Le Pantcha-Tantra ou les cinq ruses/Second Tantra

La bibliothèque libre.
Vichnou-Sarma 
Traduction par Jean-Antoine Dubois.
J.-S. Merlin (p. 137-144).


SECOND TANTRA.


Lorsque Vichnou-Sarma eut fini de raconter ces apologues, et qu’il en eut bien développé le sens, ses élèves, qui avaient prêté une oreille attentive à son récit, ravis d’admiration de la sagacité de leur précepteur, dont l’esprit d’intelligence se manifestait si bien par le choix des exemples qu’il avait employés pour les instruire en les amusant, se levèrent, et se prosternèrent tous trois à ses pieds. Ils le remercièrent des sages leçons qu’il venait de leur donner pour leur former le cœur et l’esprit, l’assurèrent qu’ils le reconnaîtraient désormais pour leur gourou[1], et que, résolus de se conformer à ses instructions et à ses avis, ils espéraient, avec son secours, pouvoir sortir de l’état d’ignorance dans lequel ils étaient restés jusqu’alors, et profiter de la bonne éducation qu’ils recevraient de lui. Ils le prièrent en même temps d’achever l’ouvrage qu’il avait si heureusement commencé, et de continuer des leçons si pleines d’intérêt.

Vichnou-Sarma, de son côté, charmé des dispositions de ses élèves, et satisfait de voir que le plan qu’il avait formé pour leur instruction eût si bien réussi jusque-là, poursuivit son entreprise avec zèle, et leur raconta de nouveaux apologues.

La Colombe, le Corbeau, le Rat, la Gazelle et la Tortue.

Écoutez, jeunes princes, ce que je vais vous raconter (dit Vichnou-Sarma à ses trois pupilles rassemblés autour de lui) : Dans les diverses circonstances de la vie, nous devons nous prêter mutuellement secours.

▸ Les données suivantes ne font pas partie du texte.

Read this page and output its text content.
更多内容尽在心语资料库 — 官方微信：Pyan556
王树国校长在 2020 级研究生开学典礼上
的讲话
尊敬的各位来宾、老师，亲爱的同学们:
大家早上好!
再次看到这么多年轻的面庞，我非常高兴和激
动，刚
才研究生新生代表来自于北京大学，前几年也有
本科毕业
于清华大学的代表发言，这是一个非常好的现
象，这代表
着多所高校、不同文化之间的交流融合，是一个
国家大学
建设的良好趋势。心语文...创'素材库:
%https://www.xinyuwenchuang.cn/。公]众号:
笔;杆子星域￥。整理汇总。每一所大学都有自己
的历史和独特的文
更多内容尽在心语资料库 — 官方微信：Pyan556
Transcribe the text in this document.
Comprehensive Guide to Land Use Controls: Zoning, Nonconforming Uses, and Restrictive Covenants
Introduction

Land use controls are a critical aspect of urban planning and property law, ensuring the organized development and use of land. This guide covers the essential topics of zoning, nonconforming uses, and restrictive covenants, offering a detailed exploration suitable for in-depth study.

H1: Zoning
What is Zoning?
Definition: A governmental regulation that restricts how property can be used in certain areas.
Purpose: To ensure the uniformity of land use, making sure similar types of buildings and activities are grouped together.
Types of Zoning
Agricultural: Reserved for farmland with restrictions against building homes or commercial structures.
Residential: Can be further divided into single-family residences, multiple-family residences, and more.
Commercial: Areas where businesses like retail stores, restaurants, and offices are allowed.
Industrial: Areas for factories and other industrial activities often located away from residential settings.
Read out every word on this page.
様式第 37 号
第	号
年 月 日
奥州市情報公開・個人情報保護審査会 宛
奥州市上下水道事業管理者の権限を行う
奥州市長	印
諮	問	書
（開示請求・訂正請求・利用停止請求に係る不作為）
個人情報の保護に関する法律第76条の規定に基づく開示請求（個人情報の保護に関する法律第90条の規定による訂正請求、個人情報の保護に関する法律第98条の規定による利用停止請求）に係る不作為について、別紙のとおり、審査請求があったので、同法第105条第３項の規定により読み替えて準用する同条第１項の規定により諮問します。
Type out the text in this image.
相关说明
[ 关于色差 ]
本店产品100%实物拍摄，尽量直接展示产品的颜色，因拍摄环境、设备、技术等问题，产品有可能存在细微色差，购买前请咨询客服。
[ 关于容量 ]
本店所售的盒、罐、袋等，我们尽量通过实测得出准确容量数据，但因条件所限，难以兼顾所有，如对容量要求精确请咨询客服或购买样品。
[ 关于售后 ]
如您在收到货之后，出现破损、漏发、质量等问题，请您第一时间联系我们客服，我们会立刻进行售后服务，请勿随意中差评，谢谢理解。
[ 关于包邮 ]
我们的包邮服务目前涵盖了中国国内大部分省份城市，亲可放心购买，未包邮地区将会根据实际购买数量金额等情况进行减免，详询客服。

C’est en s’aidant réciproquement que les faibles évitent le danger auquel les exposent souvent les attaques des forts, comme vous l’apprendra l’apologue suivant :

Une colombe, nommée Tchitrany, avait établi son domicile sur le sommet de la montagne Canaca-Tchalaparvata. Là, elle vivait en paix avec toute sa parenté. Au pied de la même montagne, demeurait aussi un corbeau. Un jour que Véga-Varma (c’était le nom de ce dernier), parcourait la campagne pour chercher sa subsistance, il aperçut un oiseleur qui avait tendu ses réseaux sur la route. Saisi de frayeur à la vue du danger qui le menaçait, il rebroussa aussitôt chemin, et revint au lieu de son domicile.

La colombe Tchitrany, accompagnée de sa famille, vint aussi à passer par le même endroit ; mais, n’étant pas assez sur leurs gardes, elles donnèrent toutes dans les filets de l’oiseleur et se trouvèrent prises.

Dans cette triste captivité, que faire ? comment éviter une mort certaine ? Aucun moyen de salut, nul espoir de délivrance : elles allaient être la proie de l’oiseleur. Déjà celui-ci accourait, il allait les saisir, quand tout-à-coup, inspirées par le danger, elles prennent toutes à-la-fois leur essor et s’envolent, enlevant dans les airs le filet qui les retenait.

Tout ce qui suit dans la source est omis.